By now we are all familiar with the Black Lives Matter movement and what happened to George Floyd, who was killed in Minneapolis, Minnesota, and was a victim of police brutality and racial discrimination and almost all the world came together on every continent to protest against racial injustice and police brutality.

 

As the whole incident of assault was recorded on video and shared extensively on social media and it made people realize there has always been a George Floyd among them.

 

But the truth of the matter is there have been many George Floyd's throughout history, and he certainly wasn't the first one. This also shows a pattern of how we haven't evolved as a society. It was a gut-punch to society and a wake-up call.

 

Not just what happened in the U.S but all over the world we hear about these kinds of incidents which manage to make it to the headline and disappear and there are several more incidents that don’t even make it to the news.

 

Why is it that we only start talking about the measures we need to take to avoid such incidents only after something horrible happens?

 

Why is it that even though civilizations have progressed through evolutions yet man's wild basic instinct has chosen to remain primitive refusing to evolve out of the cocoon of comfort.

 

For most of us, our mornings usually begin with getting immersed on the internet of things and news, jumping from one website to another blogs and tweets, breaking news stories to the latest scandals, consuming countless images and videos, sharing memes, reading everything there is to offer on screens of all shapes and sizes.

 

We celebrate 1000 likes on Instagram or Facebook and similar social media platforms, yet we have been so disconnected that now we prefer to remember people mostly by their social media profiles rather than how they are in personal lives.

 

Why is it that now we only identify someone or try to understand someone by what they tweeted about or what they posted on Instagram yet feeling isolated and not being able to connect with on a personal level or hold a conversation outside social media.

 

Health care workers who have sacrificed their lives and many are still fighting on the front lines in service of the others so that the rest of us can stay safe. Yet there have been incidents where the very people who are trying to save our lives haven't been treated well or were victims of violence.

What excuse do we have for the way we have been treating each other?

  The pandemic is forcing us to confront these hard questions that we've been trying to avoid.

 There is no use of studying our history if we keep repeating the same mistakes and expecting a different result which is kind of the definition of insanity.

History is only valuable when we learn from it and appreciate the journey we have taken to get where we are and remember the sacrifices made to get here and carry the wisdom forward to build a better society.

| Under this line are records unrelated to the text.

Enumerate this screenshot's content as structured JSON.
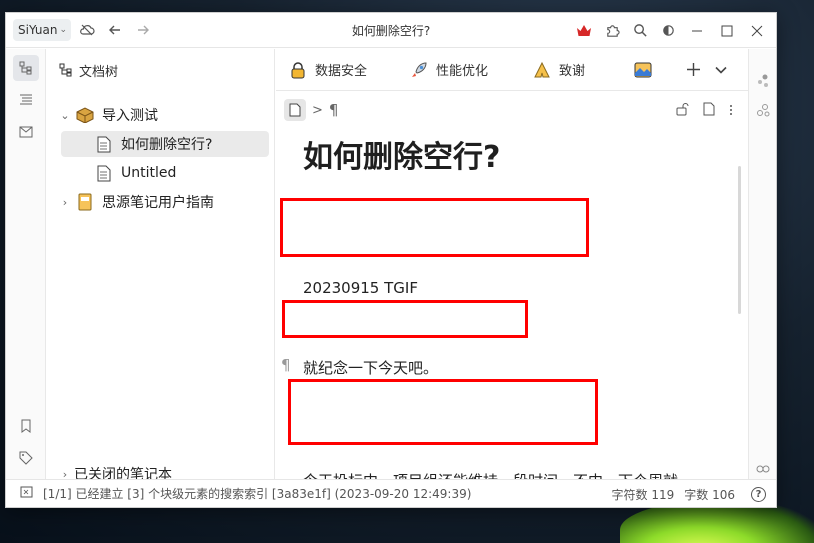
{
  "app": {
    "name": "SiYuan",
    "window_title": "如何删除空行?"
  },
  "colors": {
    "accent_red": "#ff0000",
    "selected_bg": "#eaeaea"
  },
  "tree": {
    "header": "文档树",
    "notebook": {
      "name": "导入测试",
      "icon": "package-icon"
    },
    "docs": [
      {
        "name": "如何删除空行?",
        "selected": true
      },
      {
        "name": "Untitled",
        "selected": false
      }
    ],
    "guide": "思源笔记用户指南",
    "closed": "已关闭的笔记本"
  },
  "tabs": [
    {
      "label": "数据安全",
      "icon": "lock-emoji-icon"
    },
    {
      "label": "性能优化",
      "icon": "rocket-emoji-icon"
    },
    {
      "label": "致谢",
      "icon": "pray-emoji-icon"
    }
  ],
  "breadcrumb": {
    "separator": ">",
    "paragraph_symbol": "¶"
  },
  "editor": {
    "title": "如何删除空行?",
    "paragraphs": {
      "date": "20230915 TGIF",
      "memo": "就纪念一下今天吧。",
      "body": "今天投标中，项目组还能维持一段时间，不中，下个周就"
    }
  },
  "status": {
    "message": "[1/1] 已经建立 [3] 个块级元素的搜索索引 [3a83e1f] (2023-09-20 12:49:39)",
    "char_count": "字符数 119",
    "word_count": "字数 106",
    "help": "?"
  }
}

It's time to look inwards and seriously introspect what are we as a society, if we cannot be kind to each other and support each other, rather than spending hours in front of many screens of all sizes and shapes and believing and consuming everything we read and forgetting what it's like to connect with another human being.

 

The pandemic is not just asking questions but it has also presented an opportunity to correct our ways and let go of our bad habits. We can never truly become the so-called civilized world unless and until we learn to treat each other with respect and kindness.